Baca berita dengan sedikit iklan, klik di sini

Arsip

Dibayangi Defisit Emas

Meski harganya masih relatif tinggi, permintaan emas diperkirakan terus meningkat yang mendorong kenaikan impor.

8 Mei 2023 | 00.00 WIB

Image of Tempo
Perbesar

Baca berita dengan sedikit iklan, klik di sini

Poin penting

  • Nilai dan volume impor emas Indonesia lebih tinggi ketimbang ekspornya.

  • Impor emas Indonesia terus meningkat sejak 2021.

  • Di tengah kenaikan permintaan, pedagang emas digital diminta menebalkan cadangan.

JAKARTA – Angin segar perdagangan emas global tak serta-merta memperbaiki neraca perdagangan emas domestik. Direktur Center of Economic and Law Studies (Celios), Bhima Yudhistira Adhinegara, mengatakan tren kenaikan ekspor perhiasan dan logam mulia belum mengalahkan kebutuhan impornya. “Masih ada defisit dan bisa melebar bila kebutuhan emas dalam negeri meningkat,” katanya kepada Tempo, kemarin.

Baca berita dengan sedikit iklan, klik di sini

Di sela krisis perbankan Amerika Serikat dan kebijakan kenaikan suku bunga acuan menjadi 5,25 persen oleh bank sentral AS, The Fed, harga emas global menyundul rekor tertinggi US$ 2.050 per troi ons pada pekan lalu. Situs web perdagangan emas PT Aneka Tambang Tbk (Antam), Logammulia.com, pun menunjukkan harga 1 gram emas batangan produksi Antam sempat menembus Rp 1,07 juta pada awal April lalu dan bertahan di kisaran Rp 1,05 juta hingga kemarin.

Baca berita dengan sedikit iklan, klik di sini

Bila tekanan ekonomi global terus berlanjut, Bhima memperkirakan harga emas bisa menembus US$ 2.100 per troi ons hingga akhir tahun ini. Sentimen tersebut mendukung kinerja perusahaan pertambangan dan distributor. “Momentum peningkatan kapasitas produksi sehingga ekspornya lebih banyak.”

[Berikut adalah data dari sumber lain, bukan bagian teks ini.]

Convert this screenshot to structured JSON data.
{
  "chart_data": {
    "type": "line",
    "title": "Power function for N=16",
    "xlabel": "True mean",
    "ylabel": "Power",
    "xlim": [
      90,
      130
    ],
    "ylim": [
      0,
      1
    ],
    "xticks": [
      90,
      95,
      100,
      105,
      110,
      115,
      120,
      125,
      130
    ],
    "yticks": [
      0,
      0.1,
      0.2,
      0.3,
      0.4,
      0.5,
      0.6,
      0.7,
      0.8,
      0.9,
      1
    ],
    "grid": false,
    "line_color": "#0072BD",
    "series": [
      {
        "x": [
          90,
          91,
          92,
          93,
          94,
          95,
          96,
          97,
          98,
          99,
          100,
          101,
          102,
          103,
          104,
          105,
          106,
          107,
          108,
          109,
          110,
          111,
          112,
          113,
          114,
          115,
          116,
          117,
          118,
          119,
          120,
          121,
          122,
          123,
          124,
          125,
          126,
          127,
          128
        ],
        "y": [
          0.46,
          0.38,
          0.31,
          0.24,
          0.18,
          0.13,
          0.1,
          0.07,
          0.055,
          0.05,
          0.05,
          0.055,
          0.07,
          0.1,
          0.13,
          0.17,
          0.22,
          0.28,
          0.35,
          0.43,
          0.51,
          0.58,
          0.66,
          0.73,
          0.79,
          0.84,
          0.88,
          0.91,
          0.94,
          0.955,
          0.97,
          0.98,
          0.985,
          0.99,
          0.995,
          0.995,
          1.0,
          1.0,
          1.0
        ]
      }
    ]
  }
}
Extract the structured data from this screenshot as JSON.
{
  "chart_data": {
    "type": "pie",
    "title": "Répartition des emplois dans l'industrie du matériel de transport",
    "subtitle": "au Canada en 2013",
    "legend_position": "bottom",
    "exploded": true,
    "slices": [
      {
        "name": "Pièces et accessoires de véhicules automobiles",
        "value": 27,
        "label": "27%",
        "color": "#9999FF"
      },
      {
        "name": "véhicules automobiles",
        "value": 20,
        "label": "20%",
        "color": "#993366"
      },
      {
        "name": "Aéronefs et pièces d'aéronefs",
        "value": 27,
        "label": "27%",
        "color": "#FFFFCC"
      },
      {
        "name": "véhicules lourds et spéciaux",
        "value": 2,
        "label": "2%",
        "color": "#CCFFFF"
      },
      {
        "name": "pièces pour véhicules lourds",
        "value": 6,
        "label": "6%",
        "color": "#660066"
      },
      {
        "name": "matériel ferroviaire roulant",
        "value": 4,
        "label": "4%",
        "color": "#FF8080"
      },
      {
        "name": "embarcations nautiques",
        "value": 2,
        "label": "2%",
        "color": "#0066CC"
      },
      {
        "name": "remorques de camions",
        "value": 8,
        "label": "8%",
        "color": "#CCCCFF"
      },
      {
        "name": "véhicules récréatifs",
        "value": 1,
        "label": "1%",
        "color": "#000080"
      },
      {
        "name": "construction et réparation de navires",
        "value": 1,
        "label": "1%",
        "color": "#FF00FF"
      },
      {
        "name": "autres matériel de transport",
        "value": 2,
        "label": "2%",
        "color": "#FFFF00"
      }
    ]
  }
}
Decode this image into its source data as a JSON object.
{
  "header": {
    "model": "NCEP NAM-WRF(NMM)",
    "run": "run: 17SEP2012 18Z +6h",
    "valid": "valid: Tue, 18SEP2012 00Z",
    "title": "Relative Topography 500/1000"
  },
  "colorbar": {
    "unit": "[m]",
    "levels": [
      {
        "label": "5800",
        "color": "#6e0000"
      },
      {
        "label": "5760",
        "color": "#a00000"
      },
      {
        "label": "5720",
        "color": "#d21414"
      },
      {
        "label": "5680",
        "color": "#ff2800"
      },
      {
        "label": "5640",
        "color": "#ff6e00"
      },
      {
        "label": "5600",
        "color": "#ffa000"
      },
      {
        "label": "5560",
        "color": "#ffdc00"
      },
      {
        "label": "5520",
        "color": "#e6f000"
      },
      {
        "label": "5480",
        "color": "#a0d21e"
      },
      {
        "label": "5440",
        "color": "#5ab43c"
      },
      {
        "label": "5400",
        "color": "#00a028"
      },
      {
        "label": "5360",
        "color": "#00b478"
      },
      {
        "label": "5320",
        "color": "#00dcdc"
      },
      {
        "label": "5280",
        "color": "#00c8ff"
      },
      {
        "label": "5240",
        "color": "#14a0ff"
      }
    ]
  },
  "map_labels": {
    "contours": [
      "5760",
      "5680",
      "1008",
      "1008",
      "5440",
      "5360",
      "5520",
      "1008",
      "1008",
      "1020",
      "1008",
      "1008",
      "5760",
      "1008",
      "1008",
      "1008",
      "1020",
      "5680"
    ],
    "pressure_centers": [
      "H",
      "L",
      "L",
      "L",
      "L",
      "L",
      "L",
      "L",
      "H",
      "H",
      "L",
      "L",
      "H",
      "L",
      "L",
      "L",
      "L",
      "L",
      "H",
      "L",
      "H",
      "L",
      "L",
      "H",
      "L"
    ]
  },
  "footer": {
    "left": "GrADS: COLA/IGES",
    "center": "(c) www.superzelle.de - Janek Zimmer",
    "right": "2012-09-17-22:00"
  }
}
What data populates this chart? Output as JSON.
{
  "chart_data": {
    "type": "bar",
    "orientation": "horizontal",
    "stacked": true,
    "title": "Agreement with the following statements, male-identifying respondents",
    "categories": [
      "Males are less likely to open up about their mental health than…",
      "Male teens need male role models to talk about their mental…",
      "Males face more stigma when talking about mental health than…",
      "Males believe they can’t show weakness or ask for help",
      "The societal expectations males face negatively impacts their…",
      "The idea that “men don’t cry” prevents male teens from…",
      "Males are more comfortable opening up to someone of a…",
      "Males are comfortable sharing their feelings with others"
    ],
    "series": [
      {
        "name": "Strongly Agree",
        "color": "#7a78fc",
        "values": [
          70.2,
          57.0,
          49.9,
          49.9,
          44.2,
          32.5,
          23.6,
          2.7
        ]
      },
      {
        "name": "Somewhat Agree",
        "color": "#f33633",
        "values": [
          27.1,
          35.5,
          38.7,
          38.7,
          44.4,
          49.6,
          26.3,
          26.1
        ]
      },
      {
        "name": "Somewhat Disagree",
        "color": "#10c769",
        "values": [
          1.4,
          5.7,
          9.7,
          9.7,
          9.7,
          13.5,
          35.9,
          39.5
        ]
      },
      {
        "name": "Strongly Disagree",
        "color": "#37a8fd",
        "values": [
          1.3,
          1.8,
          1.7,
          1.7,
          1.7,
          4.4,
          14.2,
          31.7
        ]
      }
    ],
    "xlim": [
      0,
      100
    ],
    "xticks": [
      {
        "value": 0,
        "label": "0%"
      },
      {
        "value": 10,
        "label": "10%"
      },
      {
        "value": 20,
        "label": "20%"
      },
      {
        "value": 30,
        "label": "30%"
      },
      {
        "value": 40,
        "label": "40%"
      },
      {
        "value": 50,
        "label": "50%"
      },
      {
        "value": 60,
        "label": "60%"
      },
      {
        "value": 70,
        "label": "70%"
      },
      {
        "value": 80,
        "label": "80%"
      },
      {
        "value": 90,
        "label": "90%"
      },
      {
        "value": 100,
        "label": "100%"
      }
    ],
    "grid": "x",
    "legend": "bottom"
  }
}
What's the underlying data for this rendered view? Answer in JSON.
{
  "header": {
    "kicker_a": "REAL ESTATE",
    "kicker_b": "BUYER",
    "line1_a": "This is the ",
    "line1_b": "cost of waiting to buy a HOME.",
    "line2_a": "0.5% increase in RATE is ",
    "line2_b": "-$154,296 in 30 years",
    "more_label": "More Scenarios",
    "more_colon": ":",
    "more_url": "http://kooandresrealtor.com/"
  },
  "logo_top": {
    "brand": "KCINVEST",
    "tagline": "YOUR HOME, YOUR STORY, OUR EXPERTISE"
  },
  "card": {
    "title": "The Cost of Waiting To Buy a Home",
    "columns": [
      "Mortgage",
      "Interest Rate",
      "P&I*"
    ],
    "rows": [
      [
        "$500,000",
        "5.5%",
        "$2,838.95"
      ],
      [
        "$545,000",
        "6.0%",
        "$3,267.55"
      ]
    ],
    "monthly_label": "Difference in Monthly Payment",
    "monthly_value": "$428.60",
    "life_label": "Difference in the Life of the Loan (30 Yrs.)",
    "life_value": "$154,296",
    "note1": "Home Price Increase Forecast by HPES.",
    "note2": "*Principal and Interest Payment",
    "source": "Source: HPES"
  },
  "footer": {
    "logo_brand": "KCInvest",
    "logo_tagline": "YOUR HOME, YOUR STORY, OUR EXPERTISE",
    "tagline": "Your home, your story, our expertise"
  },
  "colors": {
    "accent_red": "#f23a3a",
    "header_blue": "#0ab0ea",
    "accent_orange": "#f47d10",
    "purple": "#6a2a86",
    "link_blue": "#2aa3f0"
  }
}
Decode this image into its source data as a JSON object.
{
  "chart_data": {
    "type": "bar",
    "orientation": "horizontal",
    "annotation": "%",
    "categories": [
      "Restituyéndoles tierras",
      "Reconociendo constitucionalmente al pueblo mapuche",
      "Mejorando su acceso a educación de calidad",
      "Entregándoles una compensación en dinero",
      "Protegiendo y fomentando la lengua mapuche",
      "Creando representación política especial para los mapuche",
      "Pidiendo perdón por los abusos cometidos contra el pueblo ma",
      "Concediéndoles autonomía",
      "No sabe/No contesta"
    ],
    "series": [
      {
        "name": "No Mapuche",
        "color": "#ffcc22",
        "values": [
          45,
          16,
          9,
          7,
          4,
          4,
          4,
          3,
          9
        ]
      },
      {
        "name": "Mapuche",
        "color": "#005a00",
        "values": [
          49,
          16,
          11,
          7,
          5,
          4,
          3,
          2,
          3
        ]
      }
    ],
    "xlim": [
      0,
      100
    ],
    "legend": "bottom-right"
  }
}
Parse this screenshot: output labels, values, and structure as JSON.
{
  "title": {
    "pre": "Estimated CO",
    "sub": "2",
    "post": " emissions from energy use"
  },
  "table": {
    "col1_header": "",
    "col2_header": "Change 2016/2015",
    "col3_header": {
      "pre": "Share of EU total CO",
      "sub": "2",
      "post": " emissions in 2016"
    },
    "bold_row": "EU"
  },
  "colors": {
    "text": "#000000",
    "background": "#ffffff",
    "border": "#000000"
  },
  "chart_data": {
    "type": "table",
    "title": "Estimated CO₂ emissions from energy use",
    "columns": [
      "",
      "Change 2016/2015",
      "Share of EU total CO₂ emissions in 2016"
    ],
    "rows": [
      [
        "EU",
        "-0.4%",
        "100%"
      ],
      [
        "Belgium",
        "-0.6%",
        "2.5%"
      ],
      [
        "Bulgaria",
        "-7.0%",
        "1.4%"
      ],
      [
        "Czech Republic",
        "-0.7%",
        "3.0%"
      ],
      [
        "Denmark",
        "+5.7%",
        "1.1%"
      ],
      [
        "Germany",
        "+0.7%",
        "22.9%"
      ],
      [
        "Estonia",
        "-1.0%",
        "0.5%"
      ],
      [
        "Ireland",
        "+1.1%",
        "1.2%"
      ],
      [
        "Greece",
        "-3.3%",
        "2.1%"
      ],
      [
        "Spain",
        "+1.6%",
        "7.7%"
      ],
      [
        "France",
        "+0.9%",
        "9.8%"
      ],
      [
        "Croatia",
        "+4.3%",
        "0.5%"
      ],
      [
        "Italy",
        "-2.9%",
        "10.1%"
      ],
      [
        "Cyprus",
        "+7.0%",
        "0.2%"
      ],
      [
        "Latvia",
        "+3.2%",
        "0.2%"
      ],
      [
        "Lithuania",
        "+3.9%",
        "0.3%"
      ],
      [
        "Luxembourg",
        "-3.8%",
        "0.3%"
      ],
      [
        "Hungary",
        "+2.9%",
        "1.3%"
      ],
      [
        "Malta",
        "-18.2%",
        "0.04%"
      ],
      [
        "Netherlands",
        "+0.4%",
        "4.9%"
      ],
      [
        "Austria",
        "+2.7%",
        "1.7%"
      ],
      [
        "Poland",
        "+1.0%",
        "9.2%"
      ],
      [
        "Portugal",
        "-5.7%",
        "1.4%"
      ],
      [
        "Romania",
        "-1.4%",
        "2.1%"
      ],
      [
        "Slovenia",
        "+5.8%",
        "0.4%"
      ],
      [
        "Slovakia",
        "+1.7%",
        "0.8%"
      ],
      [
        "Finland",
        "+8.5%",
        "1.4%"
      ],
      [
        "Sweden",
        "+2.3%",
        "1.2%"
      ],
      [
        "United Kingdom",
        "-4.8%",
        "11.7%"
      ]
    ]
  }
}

Meski begitu, Bhima melanjutkan, ketertarikan masyarakat pada emas sebagai aset safe haven atau aset yang nilainya stabil juga berpotensi mendongkrak impor. Pada September 2022 saja, nilai impor logam mulia dan perhiasan Indonesia menembus US$ 544 juta, jauh di atas nilai ekspor emas yang hanya US$ 350 juta. Angka impor barang berkode HS 71 itu juga bertambah US$ 182 juta atau naik 50,37 persen pada bulan berikutnya. Dari sisi negara asal, tambahan jumlah impor itu paling banyak datang dari Singapura, Cina, serta Afrika Selatan.

Badan Pusat Statistik (BPS) sempat melaporkan nilai ekspor komoditas logam mulia dan perhiasan sudah menyundul US$ 1,09 miliar pada April lalu. Kenaikannya mencapai 93,04 persen dibanding pada Maret 2023. Bila digabung, nilai ekspor komoditas nonmigas itu berkisar US$ 2,47 miliar pada kuartal I 2023, naik 1,10 persen dari tiga bulan pertama 2022. Nilai ini digadang-gadang berkontribusi sebesar 3,92 persen terhadap total ekspor nasional.

Pekerja melakukan proses peleburan emas di lokasi pembuatan emas Antam, Jakarta. TEMPO/Tony Hartawan

Walau belum memiliki data perbandingan terbaru, Bhima yakin volume impor emas dan produk perhiasan akan lebih tinggi. “Impor emas batangan bisa naik untuk investasi kelas menengah atas, terutama untuk berjaga-jaga dari inflasi,” katanya.

Berdasarkan data situs web Trademap.org, tren kenaikan angka impor emas Indonesia juga terjadi dari waktu ke waktu. Pada 2017, Indonesia mengimpor 26 ton emas dengan nilai US$ 1,02 juta. Setahun berikutnya, volumenya meningkat menjadi 121 ton dengan nilai US$ 2,12 juta. Setelah melandai sampai hanya sekitar 70 ton selama dua tahun, Indonesia kembali mengimpor 162 ton emas pada 2021, yang nilainya terealisasi hingga US$ 2,68 juta. 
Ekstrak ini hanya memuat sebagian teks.